Poderia ficar surpreendido pelo elogio, se não estivesse acostumado com esse comentário em quase todos os lugares que jogo. 

E no final do dia, sem avisar, sem dar o mínimo de suspeita de sua ação desastrosa, vem essa doença, e de  um segundo para  o outro ( prestem atenção pois isso não é um eufemismo), de um segundo para o outro literalmente eu simplesmente perco toda a coordenação do meu corpo e tenho que ficar a mercê de meus aliciadores da   desesperada rotina medicamentosa que tomo 8 vezes por dia fazerem o seu efeito, para que eu possa ter uma noite de sono que  eu sei que não será muito boa, porque mesmo com medicação fazendo efeito, o sono ainda é perturbador. 

E na conclusão dos fatos, preciso aguentar comentários dizendo que meus sintomas são inventados por mim? 

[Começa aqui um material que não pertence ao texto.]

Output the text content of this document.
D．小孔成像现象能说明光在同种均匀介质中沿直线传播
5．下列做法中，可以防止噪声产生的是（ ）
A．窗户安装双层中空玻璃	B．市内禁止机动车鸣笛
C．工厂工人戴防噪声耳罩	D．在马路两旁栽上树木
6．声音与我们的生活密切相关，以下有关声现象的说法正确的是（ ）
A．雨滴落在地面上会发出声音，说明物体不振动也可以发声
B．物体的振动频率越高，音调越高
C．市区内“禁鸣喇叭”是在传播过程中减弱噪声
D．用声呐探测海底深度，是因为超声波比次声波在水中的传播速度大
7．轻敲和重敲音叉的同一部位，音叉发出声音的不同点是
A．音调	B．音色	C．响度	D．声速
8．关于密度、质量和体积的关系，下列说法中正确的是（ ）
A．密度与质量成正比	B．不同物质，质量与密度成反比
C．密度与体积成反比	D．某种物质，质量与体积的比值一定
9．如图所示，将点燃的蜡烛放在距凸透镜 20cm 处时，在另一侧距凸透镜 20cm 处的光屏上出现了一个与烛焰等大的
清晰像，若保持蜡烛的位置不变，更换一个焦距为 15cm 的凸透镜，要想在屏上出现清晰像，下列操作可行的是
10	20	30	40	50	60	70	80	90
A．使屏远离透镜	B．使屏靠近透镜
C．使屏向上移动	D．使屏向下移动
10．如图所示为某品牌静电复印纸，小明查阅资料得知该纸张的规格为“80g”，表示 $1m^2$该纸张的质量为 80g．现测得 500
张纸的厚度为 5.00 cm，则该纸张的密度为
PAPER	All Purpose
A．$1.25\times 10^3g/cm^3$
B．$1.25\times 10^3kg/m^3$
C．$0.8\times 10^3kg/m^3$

E quanto mais as pessoas são próxima de nós, mais os comentários, as teorias egoístas e sem sentidos, as opiniões ignorantes, as piadas infames, o sarcasmo doentio e a hipocrisia cuidadora são mais fortes.

Essa doença me aprisiona dentro do meu corpo. E  as vezes meu grito é tão forte e ninguém ouve. O meu grito é por dentro, pois se eu externar da forma como ele deve ser, todos ficarão ensurdecidos. 

Eu tenho um sorriso, mas ninguém percebe que é um sorriso de tristeza avassalador de quem está apenas disfarçando o grande desencanto que é a vida. 

Ninguém percebe o grande grito de socorro não é audível devido a minha consciência pragmática de quem não quer ser uma fecha em Aquiles para ninguém. 

Que quanto mais essa força sodomita tenta me trazer um destino que por vezes confundem o meu senso crítico de ser justo, mais eu tenho que me esforçar para ser um morador das sete cidades desse apocalipse. 

Então não pensem que quando estou sofrendo que realmente estarei triste e nem feliz. Pois felicidade e tristeza plenas não existem e por isso precisamos entender como viver com as duas. Pois as duas são necessárias para manter a nossa sanidade. 

E se ainda quisermos viver nessa mentira de amor e compaixão de nosso mundo sadicamente narcisista, temos que encontrar o equilíbrio. O que sinceramente, estou longe de entender e muito menos de encontrar. 

Sangro sozinho em saber  que ninguém tem sentidos ao ver que meu olhar pede ajuda, o meu sorriso me condena, mas ninguém percebe.